Der Verfassungsschutz hat gänzlich versagt, nicht nur in Thüringen sondern in ganz Deutschland. Wir haben es zu tun mit einem unangemessen Umgang mit Neonazis durch unsere Gesellschaft, durch Behörden und staatliche Einrichtungen.Und gerade weil es hier nicht nur um das Versagen Einzelner geht, sondern um ein strukturelles Versagen, muss die Aufklärung öffentlich und transparent stattfinden.

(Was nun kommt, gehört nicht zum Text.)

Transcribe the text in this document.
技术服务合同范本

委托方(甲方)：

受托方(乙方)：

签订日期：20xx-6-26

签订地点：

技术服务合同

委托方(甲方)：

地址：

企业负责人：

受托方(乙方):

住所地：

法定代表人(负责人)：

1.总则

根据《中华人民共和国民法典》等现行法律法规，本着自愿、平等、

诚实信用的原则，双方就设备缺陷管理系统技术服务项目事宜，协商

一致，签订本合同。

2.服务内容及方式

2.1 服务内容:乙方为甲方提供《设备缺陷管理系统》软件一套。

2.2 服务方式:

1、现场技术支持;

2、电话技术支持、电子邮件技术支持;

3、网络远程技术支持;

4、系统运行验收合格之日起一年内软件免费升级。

Bürgerinnen und Bürger müssen hier beteiligt werden. Einmal mehr hat der Verfassungsschutz bewiesen, dass wir ihn nicht brauchen, ja das er unserer Demokratie nicht gut tut. Also weg damit! Der beste Verfassungsschutz ist eine starke Zivilgesellschaft. Die Initiativen gegen Rechts, die Projekte gegen Rechts wissen schon seit Jahren mehr über die rechtsextreme Szene in Deutschland als der Verfassungsschutz jemals herausgefunden hätte. Und diese Initiativen wissen mehr als irgendwelche Politikerinnen und Politiker, wie wir dem Problem der gruppenbezogenen Menschenfeindlichkeit in unserer Gesellschaft begegnen müssen. Diese Initiativen müssen endlich ernst genommen werden und verdienen die Anerkennung der Politik. Und das nicht nur in Sonntagsreden, sondern im wahren Leben. Nicht nur durch Händedruck sondern durch die angemessene Ausstattung mit finanziellen Mitteln! Die Parteien wären gut beraten sich die Zivilgesellschaft endlich auf Augenhöhe an den Tisch zu holen, sie als Berater zu akzeptieren und mit ihr gemeinsam dem Problem der gruppenbezogenen Menschenfeindlichkeit entgegenzutreten. Dazu gehört es auch anzuerkennen das Antisemitismus und Ausländerfeindlichkeit kein Problem irgendwelcher extremen Ränder sind. Schluss mit der Debatte um Extremismus! Damit verkennen wir das Problem mitten unter uns, überall in unserer Gesellschaft begegnen wir rechtsextremen Einstellungen. Die Menschen die das ansprechen und anprangern dürfen nicht länger als NestbeschmutzerInnen wahrgenommen werden. Das Image einer Stadt, einer Region, das Image Ostdeutschlands darf nicht über dem Mitgefühl für Opfer stehen.

Demokratie muss im Alltag erlebbar sein

Doch machen wir uns nichts vor, eine starke, schlagkräftige Zivilgesellschaft bekommen wir nicht von allein. Demokratie muss erlernt und erfahren werden und sie muss im Alltag erlebbar sein. Davon sind wir weit entfernt. Wie demokratisch sind Schulen, Gemeinden, Verwaltungen, Behörden, der Arbeitsplatz? Wie viel Mitbestimmungsrechte hat jeder Einzelne von uns? Gerade in Thüringen ist es wichtig den ländlichen Raum zu stärken und die vermeintlich sterbenden Kommunen zu unterstützen. Es braucht genau dort ein Mehr an Kultur, Mobilität und Bildungsangeboten wo es weniger Menschen gibt, die eine starke Zivilgesellschaft bilden können. Nazis machen sich leere Räume zu nutze, sie spielen die „Kümmerer“ und gewinnen so SympathisantInnen. Deshalb müssen die Parteien gerade hier aktiv werden und den Menschen Partizipationsangebote unterbreiten. Alternativen zur Nazijugendkultur sind essentiell für die Demokratie im ländlichen Raum.

Alles nichts neues denkt jetzt der eine oder die andere Engagierte? Richtig! Doch leider müssen wir es immer wieder wiederholen, denn auch nach 182 Toten durch Nazis in den letzten 20 Jahren scheinen große Teile der Politik und der Gesellschaft nicht zu verstehen, wo das Problem liegt. Und in diesem Verkennen der Problematik scheinen sie zu vergessen, wohin so etwas führt!

Zu Letzt bleibt zu sagen, die Bürgerbündnisse gegen Rechts, die Engagierten in den Initiativen gegen Rechtsextremismus und gruppenbezogene Menschenfeindlichkeit sind gerne bereit zu unterstützen, als Beratende zur Seite zu stehen. Wir sind hier, unsere Bedingungen sind klar, wir wollen auf Augenhöhe mitarbeiten, wir wollen ernst genommen werden und wir wollen unabhängig bleiben!